Palm sugar is made from the saps of various palm trees. The species of palm used depends on the region in which the sugar is being made.
In the Canary Islands, syrup made from the sap of the palm tree was in use well before the arrival of Europeans. The islands’ inhabitants harvest the sap from the trees and reduce it in large pots over wood-fired stoves. It is during this process that palm sugar takes on its distinctive taste. It also acquires a dark brown coloration and a consistency similar to that of honey. It can be boiled further until it becomes hard and rock-like. This method of making palm sugar is similar to the production methods used in all regions where palm sugar made and consumed.
The date palm used to make Indian and Burmese palm sugar (also called jaggery) dates back to 4,000 BC and is thought to have originated in Africa.
Today, palm sugar is produced mainly in tropical Asia including India as well as in Africa.

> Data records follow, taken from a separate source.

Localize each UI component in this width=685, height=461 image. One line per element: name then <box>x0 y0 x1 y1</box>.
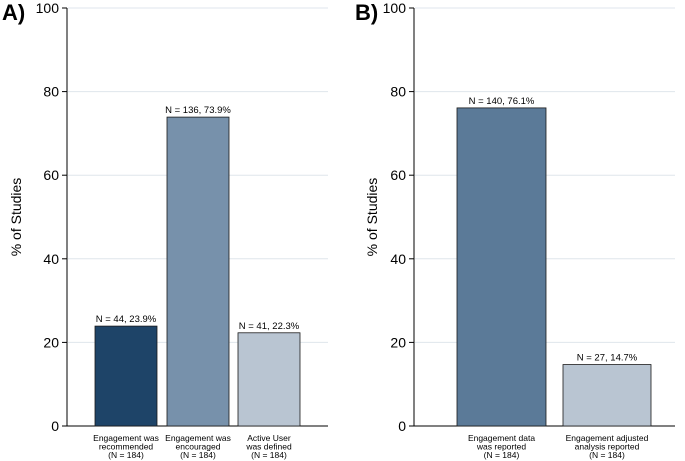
category-label-line: recommended <box>99 442 154 452</box>
chart-panel-2: 0 20 40 60 80 100 % of Studies B) N = 140, 76.1%… <box>355 0 675 460</box>
bar <box>94 325 158 427</box>
y-tick-label: 100 <box>36 0 60 16</box>
y-tick-label: 60 <box>390 167 406 183</box>
data-label: N = 136, 73.9% <box>165 105 231 116</box>
category-label-line: (N = 184) <box>589 450 625 460</box>
y-tick-label: 60 <box>43 167 59 183</box>
category-label-line: (N = 184) <box>251 450 287 460</box>
category-label: Active User was defined (N = 184) <box>245 433 292 460</box>
y-tick-label: 0 <box>398 418 406 434</box>
category-label-line: Engagement was <box>93 433 159 443</box>
bar <box>166 116 230 427</box>
y-tick-label: 80 <box>390 84 406 100</box>
category-label: Engagement was encouraged (N = 184) <box>165 433 231 460</box>
category-label-line: encouraged <box>176 442 221 452</box>
category-label-line: was reported <box>476 442 526 452</box>
category-label-line: Engagement was <box>165 433 231 443</box>
y-tick-label: 20 <box>43 334 59 350</box>
category-label-line: was defined <box>245 442 292 452</box>
category-label: Engagement adjusted analysis reported (N =… <box>566 433 649 460</box>
bar <box>237 332 301 427</box>
data-label: N = 140, 76.1% <box>469 96 535 107</box>
category-label-line: Active User <box>247 433 291 443</box>
data-label: N = 41, 22.3% <box>239 321 300 332</box>
y-tick-label: 80 <box>43 84 59 100</box>
category-label: Engagement was recommended (N = 184) <box>93 433 159 460</box>
y-tick-label: 100 <box>383 0 407 16</box>
y-tick-label: 40 <box>43 251 59 267</box>
y-axis-title: % of Studies <box>8 178 24 257</box>
category-label: Engagement data was reported (N = 184) <box>468 433 535 460</box>
bar <box>562 364 652 427</box>
category-label-line: (N = 184) <box>108 450 144 460</box>
category-label-line: Engagement data <box>468 433 535 443</box>
category-label-line: analysis reported <box>575 442 640 452</box>
category-label-line: (N = 184) <box>180 450 216 460</box>
y-tick-label: 0 <box>51 418 59 434</box>
panel-label: A) <box>2 0 25 25</box>
bar <box>456 107 547 427</box>
y-axis-title: % of Studies <box>364 178 380 257</box>
category-label-line: (N = 184) <box>484 450 520 460</box>
chart-panel-1: 0 20 40 60 80 100 % of Studies A) N = 44, 23.9% E… <box>2 0 328 460</box>
data-label: N = 27, 14.7% <box>577 353 638 364</box>
category-label-line: Engagement adjusted <box>566 433 649 443</box>
y-tick-label: 40 <box>390 251 406 267</box>
y-tick-label: 20 <box>390 334 406 350</box>
panel-label: B) <box>355 0 378 25</box>
data-label: N = 44, 23.9% <box>96 314 157 325</box>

Flavor profile of palm sugar
Palm sugar’s flavor is similar to that of brown sugar, but with strong notes of caramel and butterscotch. Palm sugar is not quite as sweet as refined white sugar, which may be due to the fact that it has less sucrose and more fructose when compared to cane sugar. You may need to add more of it when using it as a substitute for white sugar even though it dissolves in a similar manner and can be used in the same way. Another important fact about palm sugar’s flavor is that it lacks the metallic aftertaste that you get from brown sugar.
Health benefits of palm sugar
While makers of palm sugar tout its health benefits, it is not exactly a superfood; however, it does have some health benefits. The health benefits are due to nutrients in it such as:
- Potassium: This mineral is the main nutrient found in palm sugar. A single teaspoon can provide 1 percent of a person’s daily potassium requirement. If you consume 10 teaspoons of sugar each day, you will get 10 percent of your daily potassium requirement from palm sugar. Potassium is an electrolyte that is essential for the heart and other muscles and plays a major role in digestion.
- Energy: Like the different forms cane and beet sugar, palm sugar is a carbohydrate, which means that it provides energy. Sugar provides your body with the energy it needs to function.
- Inulin: Palm sugar contains a substance called inulin. Inulin is a fermentable fiber that can be beneficial to gut bacteria. It may help to control the sugar levels of people with type 2 diabetes.
- Phytonutrients: Palm sugar contains anthocyanidins, polyphenols, and other similar nutrients. These compounds have antioxidant benefits that allow them to scavenge free radicals and protect the body from disease.
Note that while palm sugar is said to be lower on the glycemic index, studies are conflicted. Some report that it is its glycemic load is exactly the same as that of cane sugar.
Palm sugar may help to treat or prevent these diseases:
- Heart disease: The antioxidant polyphenols in palm sugar may help to prevent heart disease and other major illnesses. Potassium also plays a role in heart health. Low potassium is associated with high blood pressure, which can cause narrowing of the coronary arteries and increased risk of heart attack. In addition, people who have moderate levels of potassium have been found to be less prone to heart attacks.
- Osteoporosis: Potassium is crucial for bone health, and there is evidence that you can stave off the loss of bone density by eating potassium-rich foods.
Common uses of palm sugar
You can use palm sugar exactly as you would regular sugar. Add it to desserts or beverages for its caramel flavor. Indonesians use to make cendol and in India it is used to make sweet pongal.